Der Bericht erscheint, während US-Präsident Donald Trump die Frist eines Ultimatums an den Iran zur Wiedereröffnung der Straße von Hormus von Montag auf Dienstag verlängert hat. Trump hat gedroht, die iranische zivile Infrastruktur, einschließlich Kraftwerke und Brücken, anzugreifen, falls der Schiffsverkehr nicht wiederhergestellt wird.
Laut Axios findet die Kommunikation über pakistanische, ägyptische und türkische Vermittler sowie über Nachrichten statt, die zwischen Trumps Gesandtem, Steve Witkoff, und dem iranischen Außenminister Abbas Araghchi ausgetauscht wurden. Ein US-Beamter deutete an, dass in den letzten Tagen mehrere Vorschläge unterbreitet worden waren, aber keiner von Teheran angenommen wurde.
Die Vermittler diskutieren Berichten zufolge eine zweiphasige Vereinbarung, beginnend mit einer 45-tägigen Kampfpause, um Verhandlungen über eine dauerhafte Lösung zu ermöglichen. Die Pause könnte bei Bedarf verlängert werden, während ein endgültiges Abkommen die Wiedereröffnung der Straße von Hormus und das Schicksal der angereicherten Uranvorräte des Iran behandeln würde.

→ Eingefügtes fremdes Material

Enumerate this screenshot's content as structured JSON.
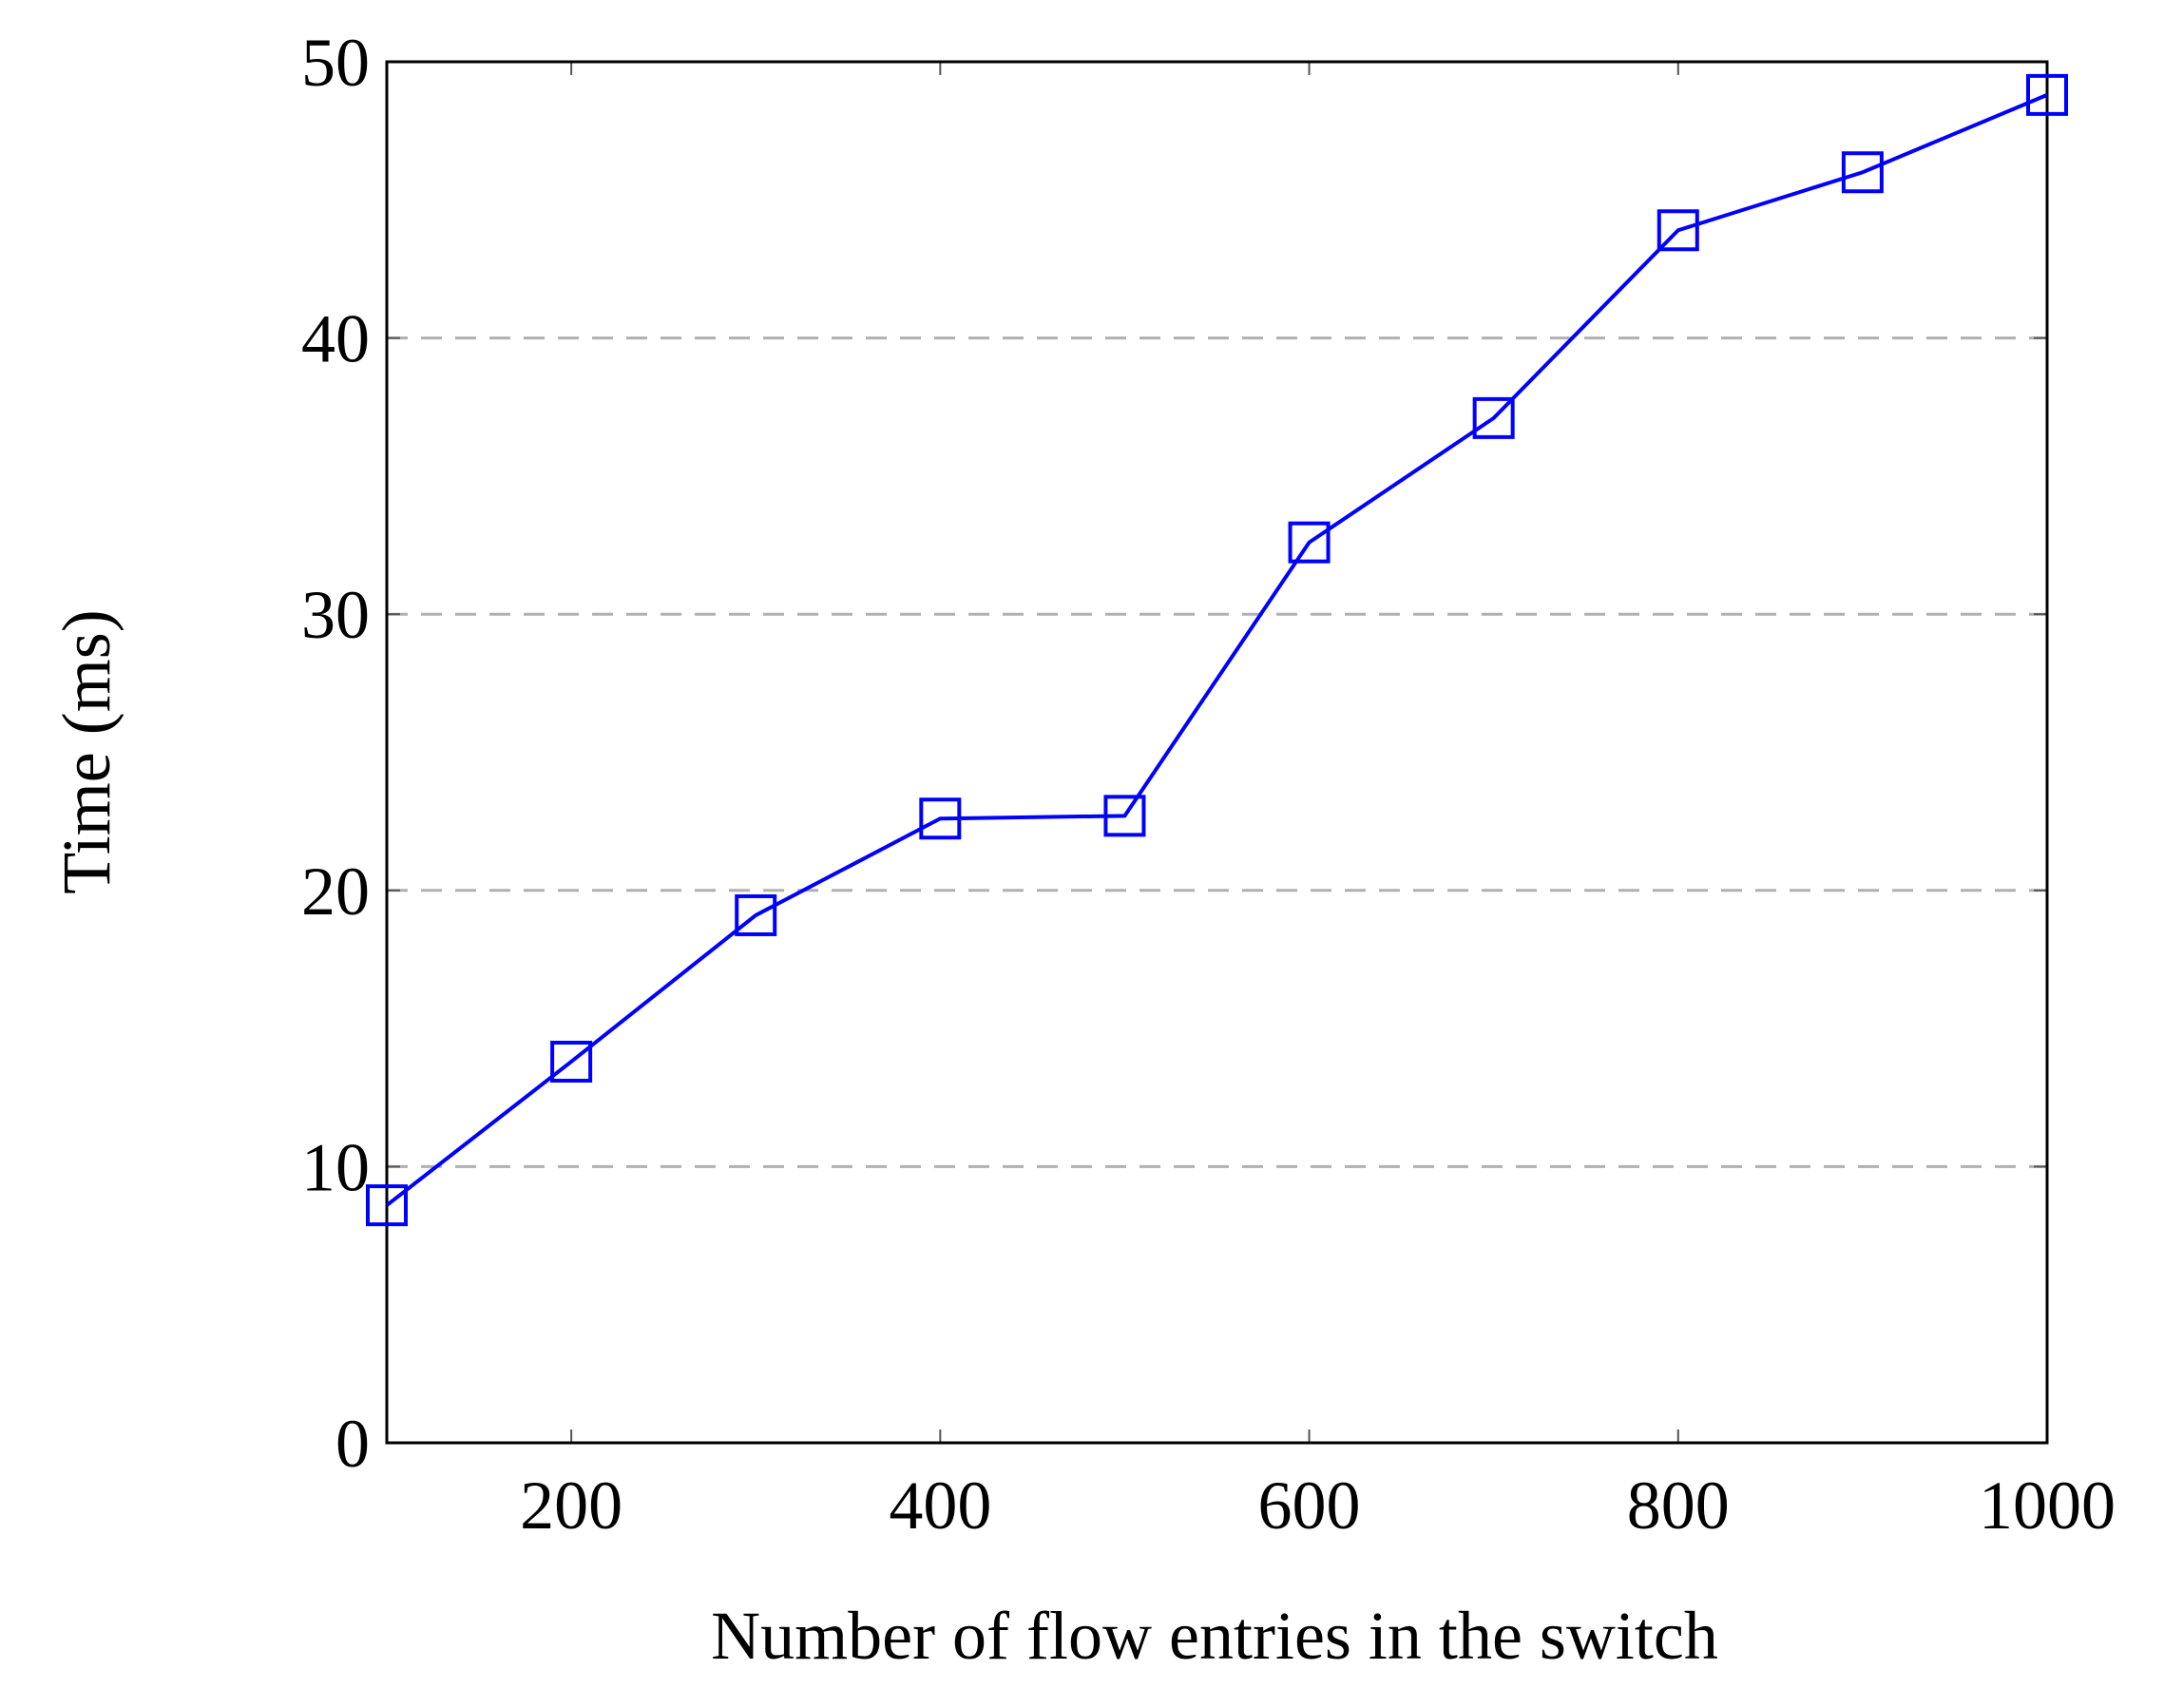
{
  "chart_data": {
    "type": "line",
    "x_label": "Number of flow entries in the switch",
    "y_label": "Time (ms)",
    "x": [
      100,
      200,
      300,
      400,
      500,
      600,
      700,
      800,
      900,
      1000
    ],
    "series": [
      {
        "color": "#0000ff",
        "marker": "square",
        "values": [
          8.6,
          13.8,
          19.1,
          22.6,
          22.7,
          32.6,
          37.1,
          43.9,
          46.0,
          48.8
        ]
      }
    ],
    "xlim": [
      100,
      1000
    ],
    "xticks": [
      200,
      400,
      600,
      800,
      1000
    ],
    "ylim": [
      0,
      50
    ],
    "yticks": [
      0,
      10,
      20,
      30,
      40,
      50
    ],
    "grid": "y"
  }
}
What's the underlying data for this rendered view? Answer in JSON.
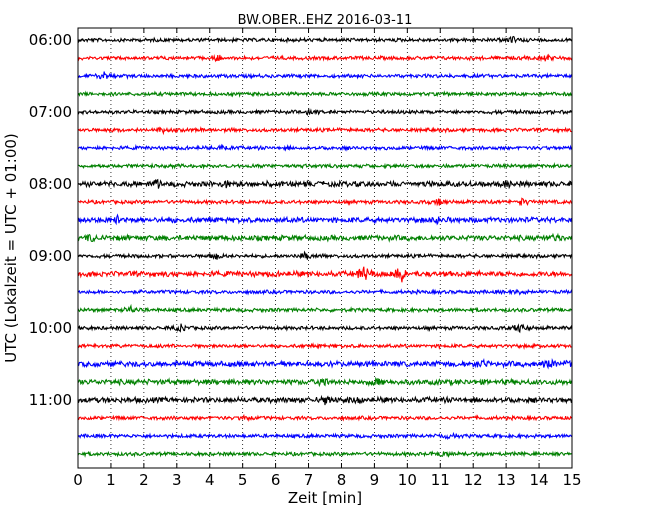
{
  "chart_data": {
    "type": "line",
    "title": "BW.OBER..EHZ 2016-03-11",
    "xlabel": "Zeit  [min]",
    "ylabel": "UTC (Lokalzeit = UTC + 01:00)",
    "xlim": [
      0,
      15
    ],
    "x_ticks": [
      "0",
      "1",
      "2",
      "3",
      "4",
      "5",
      "6",
      "7",
      "8",
      "9",
      "10",
      "11",
      "12",
      "13",
      "14",
      "15"
    ],
    "y_tick_labels": [
      "06:00",
      "07:00",
      "08:00",
      "09:00",
      "10:00",
      "11:00"
    ],
    "trace_interval_min": 15,
    "grid": "vertical dotted",
    "colors": [
      "#000000",
      "#ff0000",
      "#0000ff",
      "#008000"
    ],
    "traces": [
      {
        "start": "06:00",
        "color": "#000000",
        "amplitude": 2,
        "events": [
          13.2
        ]
      },
      {
        "start": "06:15",
        "color": "#ff0000",
        "amplitude": 2,
        "events": [
          4.2,
          14.2
        ]
      },
      {
        "start": "06:30",
        "color": "#0000ff",
        "amplitude": 2,
        "events": [
          0.8
        ]
      },
      {
        "start": "06:45",
        "color": "#008000",
        "amplitude": 2,
        "events": []
      },
      {
        "start": "07:00",
        "color": "#000000",
        "amplitude": 2,
        "events": [
          7.0
        ]
      },
      {
        "start": "07:15",
        "color": "#ff0000",
        "amplitude": 2,
        "events": [
          2.5
        ]
      },
      {
        "start": "07:30",
        "color": "#0000ff",
        "amplitude": 2,
        "events": [
          4.4
        ]
      },
      {
        "start": "07:45",
        "color": "#008000",
        "amplitude": 2,
        "events": []
      },
      {
        "start": "08:00",
        "color": "#000000",
        "amplitude": 3,
        "events": [
          2.4,
          4.5,
          13.0
        ]
      },
      {
        "start": "08:15",
        "color": "#ff0000",
        "amplitude": 2,
        "events": [
          11.0,
          13.5
        ]
      },
      {
        "start": "08:30",
        "color": "#0000ff",
        "amplitude": 3,
        "events": [
          1.2,
          11.0
        ]
      },
      {
        "start": "08:45",
        "color": "#008000",
        "amplitude": 3,
        "events": [
          0.4,
          14.5
        ]
      },
      {
        "start": "09:00",
        "color": "#000000",
        "amplitude": 2,
        "events": [
          4.2,
          6.9
        ]
      },
      {
        "start": "09:15",
        "color": "#ff0000",
        "amplitude": 3,
        "events": [
          8.7,
          9.8
        ]
      },
      {
        "start": "09:30",
        "color": "#0000ff",
        "amplitude": 2,
        "events": [
          13.5
        ]
      },
      {
        "start": "09:45",
        "color": "#008000",
        "amplitude": 2,
        "events": [
          1.6
        ]
      },
      {
        "start": "10:00",
        "color": "#000000",
        "amplitude": 2,
        "events": [
          3.1,
          13.4
        ]
      },
      {
        "start": "10:15",
        "color": "#ff0000",
        "amplitude": 2,
        "events": []
      },
      {
        "start": "10:30",
        "color": "#0000ff",
        "amplitude": 3,
        "events": [
          12.3,
          14.3,
          14.9
        ]
      },
      {
        "start": "10:45",
        "color": "#008000",
        "amplitude": 3,
        "events": [
          7.5,
          9.0
        ]
      },
      {
        "start": "11:00",
        "color": "#000000",
        "amplitude": 3,
        "events": [
          7.5,
          8.3
        ]
      },
      {
        "start": "11:15",
        "color": "#ff0000",
        "amplitude": 2,
        "events": [
          5.2
        ]
      },
      {
        "start": "11:30",
        "color": "#0000ff",
        "amplitude": 2,
        "events": [
          11.3
        ]
      },
      {
        "start": "11:45",
        "color": "#008000",
        "amplitude": 2,
        "events": [
          11.1
        ]
      }
    ]
  }
}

Trump sagte Axios in einem Telefonat, dass Washington „in tiefen Verhandlungen“ mit Teheran sei, warnte jedoch, dass er „alles dort drüben in die Luft jagen“ würde, wenn keine Einigung erzielt wird. Das Medium beschrieb die Chancen, vor Ablauf der Frist eine Einigung zu erzielen, als „gering.“
Der Iran hat wiederholt bestritten, mit den USA zu verhandeln, und Trumps Behauptung zurückgewiesen, einen Waffenstillstand anzustreben. Am Freitag berichtete Fars News Agency unter Berufung auf Beamte, dass Teheran einen US-Vorschlag für einen 48-stündigen Waffenstillstand, der über einen Vermittler übermittelt wurde, abgelehnt hatte.
Iranische Beamte erklärten, dass sie Gespräche zu ihren eigenen Bedingungen führen würden, wenn sie es für angebracht hielten. Teheran beschuldigte die USA auch, die vom Oman vermittelten Gespräche effektiv sabotiert zu haben, als Trump zusammen mit Israel am 28. Februar einen Angriff auf den Iran befahl.
Der Sprecher des iranischen Außenministeriums, Esmail Baqaei, wies Trumps Behauptung, der Iran strebe einen Waffenstillstand an, als „falsch und unbegründet“ zurück.